We installed Rosetta in March 2012 and have ingested a number of collections in the preservation repository. In addition to those sources and collections we have already set up to work with Rosetta, we have been working with some new areas. These include:
  • University Academic electronic records in SharePoint. Rosetta harvest tool for SharePoint
  • New Library repositories, such as Digital Commons
  • Harvest Canon camera raw images and ingest into Rosetta
  • Ingest University videos and digitized files from the Audio Digitization project
  • Program to gather information from Unstructured folders of archival objects and ingest into Rosetta

One of the things that everyone is struggling with is the lack of sufficient storage. Conventional storage is expensive and limited. So we are investigating alternative long term storage possibilities:
  • Develop a Proof of Concept Project to ingest Rosetta content in DPN
  • Amazon S3 Cloud Storage from Rosetta. Easy to connect to Rosetta.
  • Hitachi - LG Data Storage (HLDS) Optical Archive System
    • Long Term storage system 
    • Lowest storage cost
    • Single rack unit holds 1 PB of permanent storage; unlimited expansion
    • Currently testing with our Rosetta system
    • Reduce the need for refreshing or migrating content
    • Plan to use with Millenniata M-Discs in the archive

What we are looking for in preservation storage:
  • Sufficient capacity for our ever increasing content
  • Reasonable long term cost
    • Lower total costs of ownership
    • Reduced cost of refreshing or migration
  • Reliable and recoverable
    • Archival media
    • Industry Storage Partner
    • Multiple copies, locations
    • Secure storage
  • Accessible
    • Rosetta
    • Network

Monday, April 27, 2015

Chronopolis and DuraCloud: Doing integration right

Chronopolis and DuraCloud: Doing integration right. Bill Branan, David Minor. PASIG Presentation. March 12, 2015. [PDF]
Duracloud is a hosted digital preservation service. Chronopolis is a digital preservation storage network spanning multiple institutions and geographic regionsbased on active preservation (constant checking of items). The reasons for integrating the services and becoming a DPN node:
  • Digital content preservation is important to the future of society
  • All preserved digital content should be handled equally
  • Need an economically viable option to support the preservation needs of all institutions, regardless of size or technical capability
  • Need to simplify the preservation process as much as possible
These are two very independent existing systems with different workflows and processes. DuraCloud works with real-time data, and Chronopolis works with well defined data collections. Sometimes the best way to integrate two systems is to not require either system to know anything about the other.
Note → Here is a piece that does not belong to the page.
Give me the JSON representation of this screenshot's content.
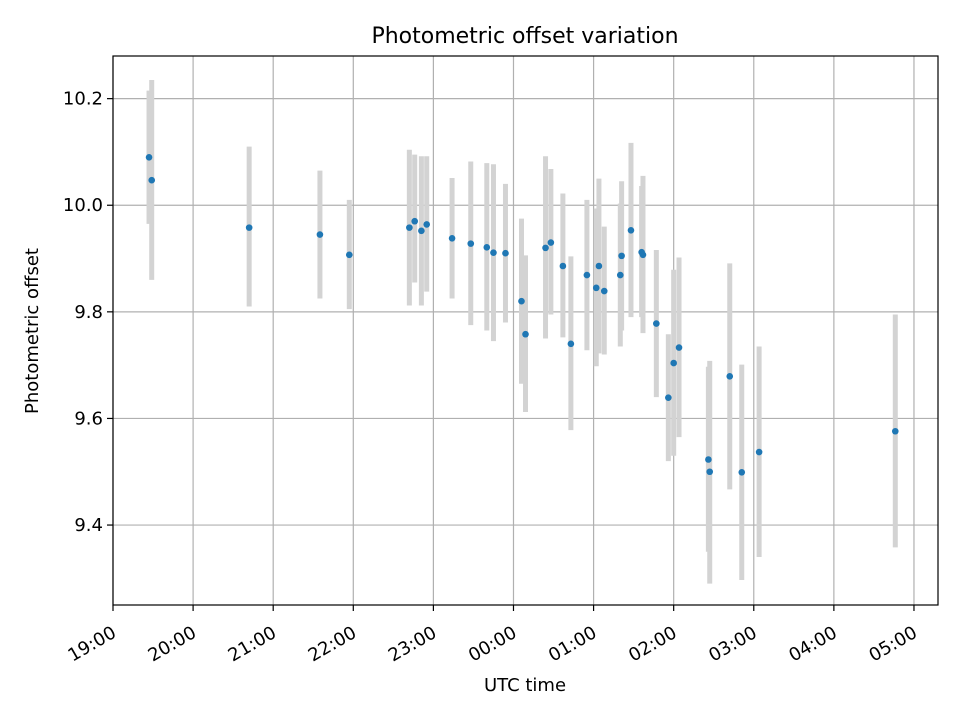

Thursday, October 30, 2014

Digital Preservation Network (DPN) Launches Member Content Pilot

Digital Preservation Network (DPN) Launches Member Content Pilot. Carol Minton Morris. Duraspace.org. 2014-10-29. 
DPN has launched a Member Content Pilot program as a step toward establishing an operational, long-term preservation system. The pilot is testing real-world interactions between DPN members through DPN “nodes” that ingest data from DPN members and package it for preservation storage. Chronopolis/Duracloud, The Texas Preservation Node, and the Stanford Digital Repository will be functioning as First Nodes. APTrust and HathiTrust, in addition to the above three, will be providing replication services for the pilot data.